Petitioners cross-appealed, arguing that the trial court failed to rule on a number of issues it raised regarding the City’s failure to comply with CEQA. But the Court held that Petitioners had forfeited a number of these arguments by failing to object to the trial court’s tentative decision declining to reach these issues. The Court additionally found the contentions to be meritless. The Court noted that Petitioners offered no evidence that the Project would have historical impacts. It also found that the SCEA adequately addressed the possibility that the project could lose its lease to railroad land, which would affect its floor-to-area ratio. The Court further held that the SCEA had adequately addressed potential human exposure to hazardous substances spilled from the adjacent railroad that soil excavation might mobilize. The Court also found that the design guidelines, which Petitioners alleged the Project violated, were relevant but not mandatory. Further, even if they were considered to be mandatory, the City’s conclusion that the project substantially complied with them was adequately supported.

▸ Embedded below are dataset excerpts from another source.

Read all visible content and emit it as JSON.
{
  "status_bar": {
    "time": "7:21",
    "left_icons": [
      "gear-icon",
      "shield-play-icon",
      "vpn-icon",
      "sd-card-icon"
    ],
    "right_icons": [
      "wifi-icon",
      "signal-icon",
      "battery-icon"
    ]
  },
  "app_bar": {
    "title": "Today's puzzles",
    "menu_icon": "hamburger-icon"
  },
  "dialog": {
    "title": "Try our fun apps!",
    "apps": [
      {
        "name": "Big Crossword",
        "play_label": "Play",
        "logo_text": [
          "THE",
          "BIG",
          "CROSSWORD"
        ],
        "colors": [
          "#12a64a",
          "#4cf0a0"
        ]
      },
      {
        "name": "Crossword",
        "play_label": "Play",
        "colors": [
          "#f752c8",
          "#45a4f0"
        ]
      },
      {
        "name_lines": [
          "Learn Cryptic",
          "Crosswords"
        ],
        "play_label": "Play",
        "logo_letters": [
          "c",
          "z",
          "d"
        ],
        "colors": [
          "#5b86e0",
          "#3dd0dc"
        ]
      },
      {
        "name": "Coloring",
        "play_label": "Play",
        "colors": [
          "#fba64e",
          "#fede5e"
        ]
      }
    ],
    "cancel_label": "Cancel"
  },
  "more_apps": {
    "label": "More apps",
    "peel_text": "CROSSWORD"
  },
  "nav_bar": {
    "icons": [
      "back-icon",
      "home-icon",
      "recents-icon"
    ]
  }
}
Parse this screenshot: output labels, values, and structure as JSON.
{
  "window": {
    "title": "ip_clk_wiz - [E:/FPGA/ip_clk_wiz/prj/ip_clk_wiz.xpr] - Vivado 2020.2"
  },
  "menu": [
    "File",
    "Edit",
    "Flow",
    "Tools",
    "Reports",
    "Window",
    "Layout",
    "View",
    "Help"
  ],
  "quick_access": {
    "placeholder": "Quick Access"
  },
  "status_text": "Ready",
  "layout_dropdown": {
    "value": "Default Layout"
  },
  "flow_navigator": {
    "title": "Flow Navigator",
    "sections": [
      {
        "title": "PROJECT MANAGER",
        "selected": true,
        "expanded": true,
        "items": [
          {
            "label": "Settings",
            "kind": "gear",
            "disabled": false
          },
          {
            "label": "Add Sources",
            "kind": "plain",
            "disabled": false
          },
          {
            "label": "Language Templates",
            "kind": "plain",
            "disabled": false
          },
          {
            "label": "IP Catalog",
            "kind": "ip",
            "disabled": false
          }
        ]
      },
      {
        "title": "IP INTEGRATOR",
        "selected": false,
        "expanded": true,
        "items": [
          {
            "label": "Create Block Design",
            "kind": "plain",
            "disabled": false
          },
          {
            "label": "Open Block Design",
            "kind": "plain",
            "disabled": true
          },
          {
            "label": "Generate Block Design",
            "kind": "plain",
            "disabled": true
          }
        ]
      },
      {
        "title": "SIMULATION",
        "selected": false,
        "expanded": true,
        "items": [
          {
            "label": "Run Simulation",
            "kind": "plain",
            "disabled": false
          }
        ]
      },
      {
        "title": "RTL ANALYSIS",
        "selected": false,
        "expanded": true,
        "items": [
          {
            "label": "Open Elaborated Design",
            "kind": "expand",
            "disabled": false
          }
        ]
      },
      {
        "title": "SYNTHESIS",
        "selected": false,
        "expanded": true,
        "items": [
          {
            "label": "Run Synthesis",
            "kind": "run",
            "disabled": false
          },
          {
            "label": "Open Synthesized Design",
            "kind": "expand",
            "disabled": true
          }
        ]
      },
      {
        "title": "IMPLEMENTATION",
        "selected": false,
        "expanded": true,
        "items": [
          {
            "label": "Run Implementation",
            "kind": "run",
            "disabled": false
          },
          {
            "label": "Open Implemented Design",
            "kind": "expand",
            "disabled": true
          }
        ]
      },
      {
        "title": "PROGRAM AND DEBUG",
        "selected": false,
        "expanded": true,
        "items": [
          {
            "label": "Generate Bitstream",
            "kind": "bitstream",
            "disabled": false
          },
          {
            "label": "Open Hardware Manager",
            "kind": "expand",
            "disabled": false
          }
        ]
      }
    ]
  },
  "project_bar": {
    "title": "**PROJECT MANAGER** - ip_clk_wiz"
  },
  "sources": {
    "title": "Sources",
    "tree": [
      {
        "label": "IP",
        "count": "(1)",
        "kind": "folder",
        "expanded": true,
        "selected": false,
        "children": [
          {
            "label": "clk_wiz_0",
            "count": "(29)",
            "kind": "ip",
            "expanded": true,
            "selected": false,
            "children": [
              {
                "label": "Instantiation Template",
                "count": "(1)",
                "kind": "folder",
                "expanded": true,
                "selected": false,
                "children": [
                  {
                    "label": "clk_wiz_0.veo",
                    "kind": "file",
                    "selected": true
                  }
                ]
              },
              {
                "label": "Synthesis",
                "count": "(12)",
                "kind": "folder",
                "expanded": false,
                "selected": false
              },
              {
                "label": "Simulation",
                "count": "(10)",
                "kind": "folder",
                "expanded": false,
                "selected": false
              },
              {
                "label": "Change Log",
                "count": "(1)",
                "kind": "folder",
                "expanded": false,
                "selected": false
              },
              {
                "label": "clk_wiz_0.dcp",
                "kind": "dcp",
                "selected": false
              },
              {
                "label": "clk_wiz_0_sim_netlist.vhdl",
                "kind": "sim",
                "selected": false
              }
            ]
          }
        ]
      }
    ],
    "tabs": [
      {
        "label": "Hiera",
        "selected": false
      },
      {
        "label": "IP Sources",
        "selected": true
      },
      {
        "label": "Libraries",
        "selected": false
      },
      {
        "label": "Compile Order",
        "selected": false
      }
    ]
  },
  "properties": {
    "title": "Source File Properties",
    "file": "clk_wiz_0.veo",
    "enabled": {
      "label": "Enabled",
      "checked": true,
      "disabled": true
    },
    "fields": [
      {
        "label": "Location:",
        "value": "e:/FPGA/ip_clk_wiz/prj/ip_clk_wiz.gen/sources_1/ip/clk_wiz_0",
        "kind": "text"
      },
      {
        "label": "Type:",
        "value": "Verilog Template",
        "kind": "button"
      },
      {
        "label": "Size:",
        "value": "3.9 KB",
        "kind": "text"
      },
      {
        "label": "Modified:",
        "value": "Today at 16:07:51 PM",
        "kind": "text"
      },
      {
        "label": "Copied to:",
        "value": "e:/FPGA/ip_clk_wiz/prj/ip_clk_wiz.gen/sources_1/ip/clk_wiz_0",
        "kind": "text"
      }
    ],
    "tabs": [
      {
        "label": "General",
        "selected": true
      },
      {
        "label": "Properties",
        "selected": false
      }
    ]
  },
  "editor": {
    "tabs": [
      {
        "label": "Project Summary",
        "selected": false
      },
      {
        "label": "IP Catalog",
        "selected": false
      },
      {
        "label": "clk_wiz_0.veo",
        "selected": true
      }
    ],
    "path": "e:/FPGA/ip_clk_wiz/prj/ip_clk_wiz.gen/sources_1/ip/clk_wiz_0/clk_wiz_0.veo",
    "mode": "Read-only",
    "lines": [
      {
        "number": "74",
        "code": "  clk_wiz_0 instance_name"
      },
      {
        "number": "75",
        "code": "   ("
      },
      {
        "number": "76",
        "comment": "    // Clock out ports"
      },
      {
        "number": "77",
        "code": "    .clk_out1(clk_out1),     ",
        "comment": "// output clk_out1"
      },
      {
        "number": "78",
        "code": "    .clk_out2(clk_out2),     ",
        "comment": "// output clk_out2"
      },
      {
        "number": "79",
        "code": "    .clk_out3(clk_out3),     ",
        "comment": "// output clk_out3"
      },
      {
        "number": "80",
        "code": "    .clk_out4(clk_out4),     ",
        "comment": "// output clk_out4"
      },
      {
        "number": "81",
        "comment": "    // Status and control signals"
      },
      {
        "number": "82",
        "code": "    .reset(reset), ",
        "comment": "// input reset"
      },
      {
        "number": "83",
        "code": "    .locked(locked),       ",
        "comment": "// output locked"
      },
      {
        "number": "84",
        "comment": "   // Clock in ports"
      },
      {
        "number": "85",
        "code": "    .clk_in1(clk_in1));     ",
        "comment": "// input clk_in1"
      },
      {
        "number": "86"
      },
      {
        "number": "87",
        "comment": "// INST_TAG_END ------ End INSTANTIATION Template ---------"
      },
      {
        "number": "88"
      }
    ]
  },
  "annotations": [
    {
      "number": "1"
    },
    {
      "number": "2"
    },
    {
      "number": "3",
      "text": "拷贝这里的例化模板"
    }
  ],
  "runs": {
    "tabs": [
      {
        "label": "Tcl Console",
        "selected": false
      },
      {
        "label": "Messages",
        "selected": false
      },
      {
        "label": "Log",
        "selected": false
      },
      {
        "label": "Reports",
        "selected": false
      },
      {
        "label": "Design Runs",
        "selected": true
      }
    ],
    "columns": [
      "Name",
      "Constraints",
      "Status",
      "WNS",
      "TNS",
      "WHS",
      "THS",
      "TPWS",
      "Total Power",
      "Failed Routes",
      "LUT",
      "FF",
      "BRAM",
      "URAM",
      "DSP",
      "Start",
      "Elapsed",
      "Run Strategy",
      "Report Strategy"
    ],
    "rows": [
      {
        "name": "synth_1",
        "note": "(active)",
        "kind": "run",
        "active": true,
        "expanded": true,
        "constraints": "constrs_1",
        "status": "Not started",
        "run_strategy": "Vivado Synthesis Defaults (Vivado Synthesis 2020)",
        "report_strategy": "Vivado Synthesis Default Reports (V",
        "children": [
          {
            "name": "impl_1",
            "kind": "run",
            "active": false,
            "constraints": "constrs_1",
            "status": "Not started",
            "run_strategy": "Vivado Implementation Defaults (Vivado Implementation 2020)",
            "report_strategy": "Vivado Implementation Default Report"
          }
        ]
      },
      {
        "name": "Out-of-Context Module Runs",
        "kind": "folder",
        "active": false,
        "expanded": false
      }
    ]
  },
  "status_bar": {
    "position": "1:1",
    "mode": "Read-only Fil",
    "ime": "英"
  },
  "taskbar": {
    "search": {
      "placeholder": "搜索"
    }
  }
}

Finally, Petitioners argued that the SCEA failed to meet Public Resources Code section 21155.1’s requirements that the project not have a significant impact on historical resources. The Court observed, however, that section 21155.1’s requirements pertain to a complete exemption from CEQA – not to the streamlined SCEA process used by the City under section 21155.2. Petitioners further sought a determination as to whether the SCEA was supported by substantial evidence under Public Resources Code section 21155.2. But Petitioners failed to identify how the SCEA was noncompliant with the section or how the trial court ruling on this matter was erroneous. Thus, this argument was waived, and the Court found for the City on all matters in the appeal.

Key Points:

  • The party challenging a city’s general plan consistency determination carries the burden of showing that city abused its discretion, and a determination of consistency will only be reversed if a reasonable person could not have reached the same conclusion based on the evidence before the local governing body.
  • Failure to object to a trial court’s tentative decisions, including decisions not to reach certain issues, likely forfeit review of these issues on appeal.
  • The requirements of Public Resources Code section 21155.1 pertain to a CEQA exemption and do not apply to the use of the streamlined SCEA process under 21155.2.